Маленькая комнатка рядом со спальней Белинского была превращена в импровизированный кабинет. На столике, стоявшем около дивана, появилась чернильница, и Тургенев с головою ушел в работу.
Через несколько дней он прочитал друзьям свой новый рассказ. Это был «Бурмистр» — наиболее социально острый, наиболее сильный по своей антикрепостнической направленности рассказ из «Записок охотника».
С глубоким вниманием слушал Белинский чтение Тургенева. Одно место в рассказе особенно поразило его: сцена, в которой помещик Пеночкин тихо и вежливо приказывает выпороть камердинера лишь за то, что тот подал ему неподогретое вино.
— Что за мерзавец с тонкими вкусами! — вырвалось тут невольно у Белинского.
Превосходно выписанный Тургеневым портрет благовоспитанного рабовладельца привлек впоследствии внимание и В. И. Ленина. Ленин писал: «Перед нами — цивилизованный, образованный помещик, культурный, с мягкими формами обращения, с европейским лоском… Он настолько гуманен, что не заботится о мочении в соленой воде розог, которыми секут Федора. Он, этот помещик, не позволит себе ни ударить, ни выбранить лакея, он только «распоряжается» издали, как образованный человек, в мягких и гуманных формах, без шума, без скандала, без «публичного оказательства»…»[21]
«Бурмистр» по-настоящему взволновал Белинского. Из семи первых рассказов в «Записках охотника» [22] он особо выделил «Хоря» и «Бурмистра», который был написан под его непосредственным воздействием. Эти рассказы Тургенева были ярким воплощением формулы Белинского — «разве мужик не человек?».
— Белинский и его письмо к Гоголю — это вся моя религия, — говорил в кругу друзей молодой Тургенев.
«Записки охотника» писались на протяжении нескольких лет, но ни под одним из рассказов, последовательно появлявшихся в печати, писатель не ставил дат. Исключение было сделано лишь для «Бурмистра», под которым выставлена помета: «Зальцбрунн, в Силезии, июль, 1847».

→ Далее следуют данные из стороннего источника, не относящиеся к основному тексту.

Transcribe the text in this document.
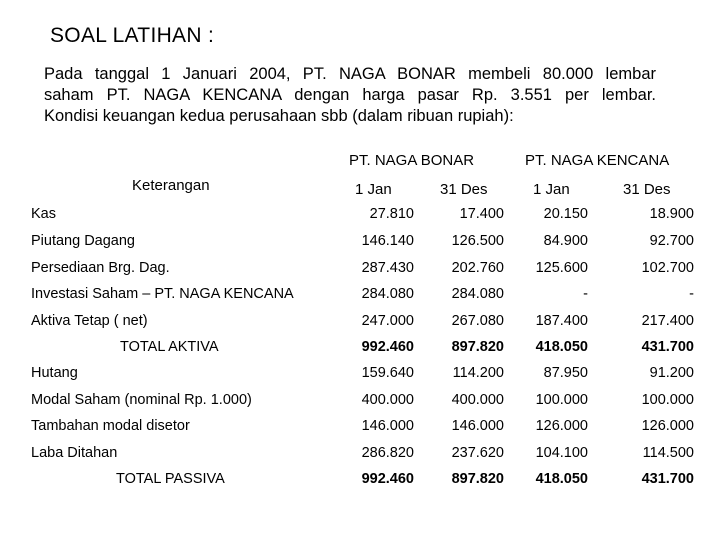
SOAL LATIHAN :
Pada tanggal 1 Januari 2004, PT. NAGA BONAR membeli 80.000 lembar
saham PT. NAGA KENCANA dengan harga pasar Rp. 3.551 per lembar.
Kondisi keuangan kedua perusahaan sbb (dalam ribuan rupiah):
PT. NAGA BONAR	PT. NAGA KENCANA
Keterangan	1 Jan	31 Des	1 Jan	31 Des
Kas	27.810	17.400	20.150	18.900
Piutang Dagang	146.140	126.500	84.900	92.700
Persediaan Brg. Dag.	287.430	202.760	125.600	102.700
Investasi Saham – PT. NAGA KENCANA	284.080	284.080	-	-
Aktiva Tetap ( net)	247.000	267.080	187.400	217.400
TOTAL AKTIVA	992.460	897.820	418.050	431.700
Hutang	159.640	114.200	87.950	91.200
Modal Saham (nominal Rp. 1.000)	400.000	400.000	100.000	100.000
Tambahan modal disetor	146.000	146.000	126.000	126.000
Laba Ditahan	286.820	237.620	104.100	114.500
TOTAL PASSIVA	992.460	897.820	418.050	431.700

Примечание это прямо перекликается с датой другого произведения, написанного здесь же, — с «Письмом к Гоголю» Белинского, датированным: «Зальцбрунн, 15-го июля н. с. 1847 г.». «Его знаменитое «Письмо к Гоголю», — писал Ленин в 1914 году, — подводившее итог литературной деятельности Белинского, было одним из лучших произведений бесцензурной демократической печати, сохранивших громадное, живое значение и по сию пору» [23].

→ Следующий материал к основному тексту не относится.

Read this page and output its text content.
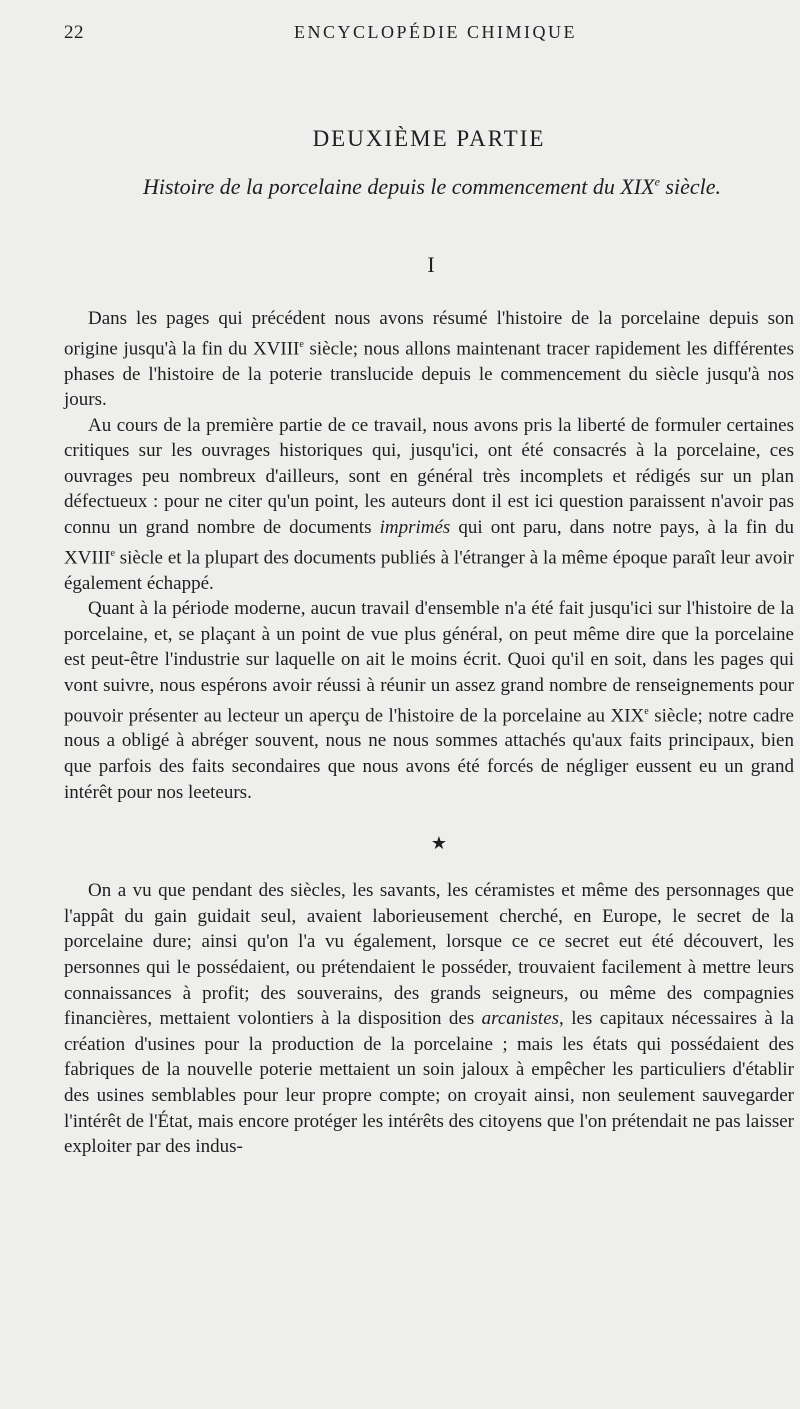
22	ENCYCLOPÉDIE CHIMIQUE
DEUXIÈME PARTIE
Histoire de la porcelaine depuis le commencement du XIXe siècle.
I

Dans les pages qui précédent nous avons résumé l'histoire de la porcelaine depuis son origine jusqu'à la fin du XVIIIe siècle; nous allons maintenant tracer rapidement les différentes phases de l'histoire de la poterie translucide depuis le commencement du siècle jusqu'à nos jours.

Au cours de la première partie de ce travail, nous avons pris la liberté de formuler certaines critiques sur les ouvrages historiques qui, jusqu'ici, ont été consacrés à la porcelaine, ces ouvrages peu nombreux d'ailleurs, sont en général très incomplets et rédigés sur un plan défectueux : pour ne citer qu'un point, les auteurs dont il est ici question paraissent n'avoir pas connu un grand nombre de documents imprimés qui ont paru, dans notre pays, à la fin du XVIIIe siècle et la plupart des documents publiés à l'étranger à la même époque paraît leur avoir également échappé.

Quant à la période moderne, aucun travail d'ensemble n'a été fait jusqu'ici sur l'histoire de la porcelaine, et, se plaçant à un point de vue plus général, on peut même dire que la porcelaine est peut-être l'industrie sur laquelle on ait le moins écrit. Quoi qu'il en soit, dans les pages qui vont suivre, nous espérons avoir réussi à réunir un assez grand nombre de renseignements pour pouvoir présenter au lecteur un aperçu de l'histoire de la porcelaine au XIXe siècle; notre cadre nous a obligé à abréger souvent, nous ne nous sommes attachés qu'aux faits principaux, bien que parfois des faits secondaires que nous avons été forcés de négliger eussent eu un grand intérêt pour nos leeteurs.

★

On a vu que pendant des siècles, les savants, les céramistes et même des personnages que l'appât du gain guidait seul, avaient laborieusement cherché, en Europe, le secret de la porcelaine dure; ainsi qu'on l'a vu également, lorsque ce ce secret eut été découvert, les personnes qui le possédaient, ou prétendaient le posséder, trouvaient facilement à mettre leurs connaissances à profit; des souverains, des grands seigneurs, ou même des compagnies financières, mettaient volontiers à la disposition des arcanistes, les capitaux nécessaires à la création d'usines pour la production de la porcelaine ; mais les états qui possédaient des fabriques de la nouvelle poterie mettaient un soin jaloux à empêcher les particuliers d'établir des usines semblables pour leur propre compte; on croyait ainsi, non seulement sauvegarder l'intérêt de l'État, mais encore protéger les intérêts des citoyens que l'on prétendait ne pas laisser exploiter par des indus-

Сопоставляя произведение художника-гуманиста с манифестом критика-революционера, мы яснее почувствуем атмосферу, в которой они возникли, и глубже поймем цель, к которой они были направлены. О том, как ценил Белинский «Записки охотника», красноречиво говорит его предсмертный обзор русской литературы за 1847 год, где он писал: «Не все его рассказы одинакового достоинства: одни лучше, другие слабее, но между ними нет ни одного, который бы чем-нибудь не был интересен, занимателен и поучителен. «Хорь и Калиныч» до сих пор остается лучшим из всех рассказов охотника, за ним — «Бурмистр», а после «Однодворец Овсяников» и «Контора». Нельзя не пожелать, чтобы г. Тургенев написал еще хоть целые томы таких рассказов».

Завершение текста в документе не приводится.